18 March 2011
Plants may help to reduce carbon dioxide in the atmosphere when dead as well as alive, say scientists from Spain.
Carbon capture - the removal of CO2 from waste gases (such as from power plants) - is an important method for reducing CO2 emissions. One such strategy is the use of porous solids, such as zeolites and porous carbons, to absorb CO2 into their pores. However, these materials exhibit poor uptake capacities (about 3mmol CO2/g) and have complex and costly syntheses.
Now, Antonio Fuertes and his group at the National Institute of Carbon, Oviedo, have made a porous carbon material that performs better than other currently available ones, using a simple and inexpensive process. The major difference in this work, however, is that the raw material is sawdust.
The two step synthesis involves hydrothermal carbonisation of the sawdust, creating a hydrochar, which is then activated using potassium hydroxide. The KOH treatment creates pores in the sawdust structure by oxidation of carbon and carbon gasification from K2CO3 decomposition. These pores are responsible for the material's uptake capabilities, bestowing it with a capacity as high as 4.8mmol CO2/g. In addition, Fuertes' material has good selectivity for CO2 over N2, fast adsorption rates and can be easily regenerated.

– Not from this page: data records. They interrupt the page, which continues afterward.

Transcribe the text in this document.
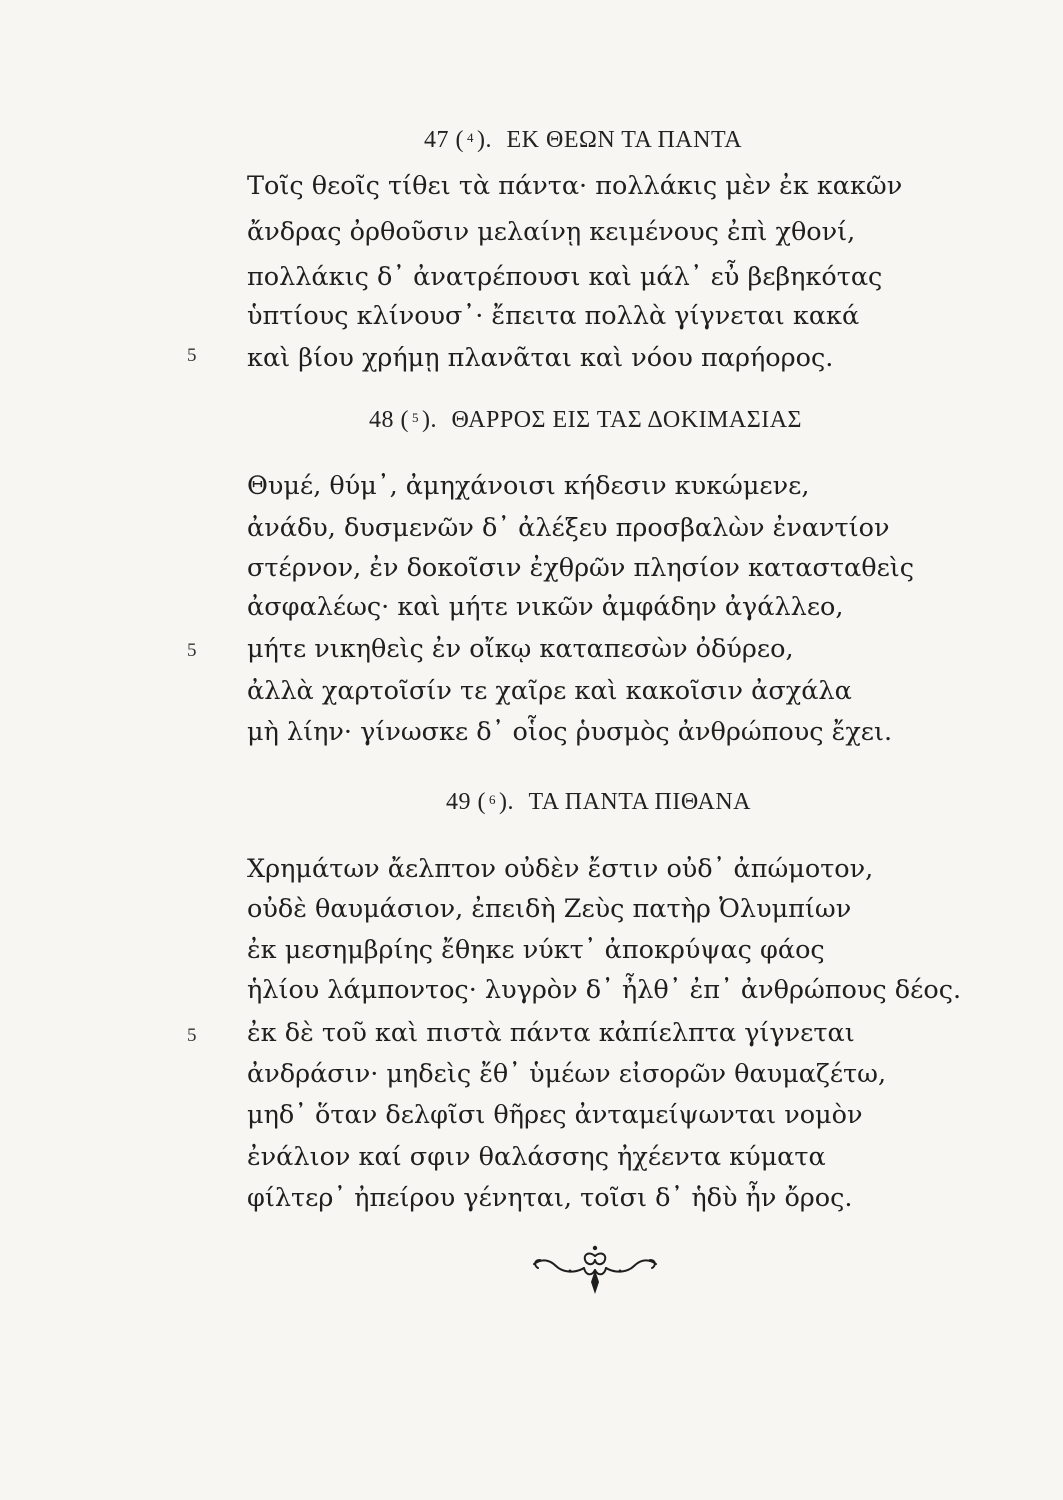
47 ( $^4$ ). ΕΚ ΘΕΩΝ ΤΑ ΠΑΝΤΑ
Τοῖς θεοῖς τίθει τὰ πάντα· πολλάκις μὲν ἐκ κακῶν
ἄνδρας ὀρθοῦσιν μελαίνῃ κειμένους ἐπὶ χθονί,
πολλάκις δ᾽ ἀνατρέπουσι καὶ μάλ᾽ εὖ βεβηκότας
ὑπτίους κλίνουσ᾽· ἔπειτα πολλὰ γίγνεται κακά
5 καὶ βίου χρήμῃ πλανᾶται καὶ νόου παρήορος.
48 ( $^5$ ). ΘΑΡΡΟΣ ΕΙΣ ΤΑΣ ΔΟΚΙΜΑΣΙΑΣ
Θυμέ, θύμ᾽, ἀμηχάνοισι κήδεσιν κυκώμενε,
ἀνάδυ, δυσμενῶν δ᾽ ἀλέξευ προσβαλὼν ἐναντίον
στέρνον, ἐν δοκοῖσιν ἐχθρῶν πλησίον κατασταθεὶς
ἀσφαλέως· καὶ μήτε νικῶν ἀμφάδην ἀγάλλεο,
5 μήτε νικηθεὶς ἐν οἴκῳ καταπεσὼν ὀδύρεο,
ἀλλὰ χαρτοῖσίν τε χαῖρε καὶ κακοῖσιν ἀσχάλα
μὴ λίην· γίνωσκε δ᾽ οἷος ῥυσμὸς ἀνθρώπους ἔχει.
49 ( $^6$ ). ΤΑ ΠΑΝΤΑ ΠΙΘΑΝΑ
Χρημάτων ἄελπτον οὐδὲν ἔστιν οὐδ᾽ ἀπώμοτον,
οὐδὲ θαυμάσιον, ἐπειδὴ Ζεὺς πατὴρ Ὀλυμπίων
ἐκ μεσημβρίης ἔθηκε νύκτ᾽ ἀποκρύψας φάος
ἡλίου λάμποντος· λυγρὸν δ᾽ ἦλθ᾽ ἐπ᾽ ἀνθρώπους δέος.
5 ἐκ δὲ τοῦ καὶ πιστὰ πάντα κἀπίελπτα γίγνεται
ἀνδράσιν· μηδεὶς ἔθ᾽ ὑμέων εἰσορῶν θαυμαζέτω,
μηδ᾽ ὅταν δελφῖσι θῆρες ἀνταμείψωνται νομὸν
ἐνάλιον καί σφιν θαλάσσης ἠχέεντα κύματα
φίλτερ᾽ ἠπείρου γένηται, τοῖσι δ᾽ ἡδὺ ἦν ὄρος.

Magnified image of sawdust before (left) and after (right) being heated and activated, showing the pores
'This type of carbonaceous material gives rise to an activated carbon that possesses textural properties that are appropriate for CO2 capture,' says Fuertes. 'What's more, the fabrication process is not complex and the raw material is abundant and widely available.'
Peter Styring, an expert in carbon capture technologies at the University of Sheffield says that the material has advantages over the currently most popular class of materials. 'They're comparable in terms of performance [to alkanolamines], but in terms of their engineering capabilities, these are superior,' he explains. 'With the alkanolamines, you get problems with corrosion, evaporation and degradation.'
Fuertes says that there is more work to be done before this technology can be commercialised, including investigations into scaling up. For now, he is focusing on other materials, such as nitrogen-doped carbons.